Google’s Android Pie SDK is now more Kotlin-friendly
At Google’s I/O 2017 Developers Conference last year, the search giant had announced Kotlin would be an officially supported language in Android and it will join the list of existing programming languages used for Android app development, such as Java and C++. It is also predicted that Kotlin will be surpassing Java as the primary programming language used for Android apps by December 2018.
Moving further in this direction, Google who recently announced Android’s new operating system, Android 9.0 Pie has also released an SDK that is more Kotlin-friendly.
For those unaware, developed by JetBrains for JVM (Java Virtual Machine), Android, JS browser and native applications, Kotlin can be compiled to Java source code and can be used alongside Java to build apps. Like Java, Kotlin as a language is object-oriented and statically typed and fully interoperable with Java code. It is designed to solve the similar problem that Java does. It also adds a lot of nice-to-have features that Java itself doesn’t currently support, a much cleaner syntax, improved code readability, ideas from functional programming, and other improvements over Java. Also, Kotlin’s interoperability with Java makes it possible to call Kotlin code from Java or Java code from Kotlin.

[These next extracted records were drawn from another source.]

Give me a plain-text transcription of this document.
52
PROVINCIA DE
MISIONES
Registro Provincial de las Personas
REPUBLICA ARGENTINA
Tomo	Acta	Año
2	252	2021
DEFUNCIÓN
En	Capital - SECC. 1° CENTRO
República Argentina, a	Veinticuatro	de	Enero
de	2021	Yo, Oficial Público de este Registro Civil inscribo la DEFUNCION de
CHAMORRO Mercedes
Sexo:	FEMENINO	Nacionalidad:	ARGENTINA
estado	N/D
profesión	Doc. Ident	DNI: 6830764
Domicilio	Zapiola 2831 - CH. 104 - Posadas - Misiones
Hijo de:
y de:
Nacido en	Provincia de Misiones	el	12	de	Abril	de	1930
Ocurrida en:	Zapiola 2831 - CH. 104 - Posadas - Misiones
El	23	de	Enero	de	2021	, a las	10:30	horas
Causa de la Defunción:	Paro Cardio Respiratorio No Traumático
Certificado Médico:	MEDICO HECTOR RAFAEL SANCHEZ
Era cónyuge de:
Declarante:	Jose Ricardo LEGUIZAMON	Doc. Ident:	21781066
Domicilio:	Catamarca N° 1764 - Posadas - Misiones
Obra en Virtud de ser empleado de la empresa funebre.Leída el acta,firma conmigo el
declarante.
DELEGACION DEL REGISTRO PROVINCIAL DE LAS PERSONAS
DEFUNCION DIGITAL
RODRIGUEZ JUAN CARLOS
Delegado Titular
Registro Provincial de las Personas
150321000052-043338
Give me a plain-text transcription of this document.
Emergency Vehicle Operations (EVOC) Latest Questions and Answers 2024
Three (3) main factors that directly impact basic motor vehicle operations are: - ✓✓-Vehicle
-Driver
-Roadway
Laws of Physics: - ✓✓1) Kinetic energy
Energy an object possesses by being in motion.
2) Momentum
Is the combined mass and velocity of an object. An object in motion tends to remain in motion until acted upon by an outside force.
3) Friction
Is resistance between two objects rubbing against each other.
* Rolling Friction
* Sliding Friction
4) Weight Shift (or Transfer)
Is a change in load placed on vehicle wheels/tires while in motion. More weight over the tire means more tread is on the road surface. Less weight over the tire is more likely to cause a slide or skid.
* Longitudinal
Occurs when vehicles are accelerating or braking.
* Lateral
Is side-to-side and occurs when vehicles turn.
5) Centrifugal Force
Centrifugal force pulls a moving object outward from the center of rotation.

Google in its new blog post announced that the newly released Android SDK contains nullability annotations for some of the most frequently used APIs, which will preserve the null-safety guarantee when your Kotlin code is calling into any annotated APIs in the SDK.
“Normally, nullability contract violations in Kotlin result in compilation errors. But to ensure the newly annotated APIs are compatible with your existing code, we are using an internal mechanism provided by the Kotlin compiler team to mark the APIs as recently annotated. Recently annotated APIs will result only in warnings instead of errors from the Kotlin compiler. You will need to use Kotlin 1.2.60 or later.
“Our plan is to have newly added nullability annotations produce warnings only, and increase the severity level to errors starting in the following year’s Android SDK. The goal is to provide you with sufficient time to update your code,” Google added.
If want to know how you can use the “Kotlin-friendly” SDK, simply follow the steps below.
1. Go to Tools > SDK Manager in Android Studio.
2. Choose Android SDK on the left menu, and ensure that the SDK Platforms tab is open.
3. Check Android 8.+ (P) and click OK. This will install the Android SDK Platform 28 revision 6 if it is not already installed.
4. Then, set your project’s compile SDK version to API 28 to start using the new Android Pie SDK with nullability annotations.
Also, note that if your Kotlin plugin in Android Studio is not up-to-date, you will have to update it. Ensure that your Kotlin plugin version is 1.2.60 or later by going to Tools > Kotlin > Configure Kotlin Plugin Updates.
Once it’s set up, your builds will start showing warnings if you have any code that violates nullability contracts in the Android SDK. You will also start seeing warnings in Android Studio’s code editor if you call an Android API with the incorrect nullability.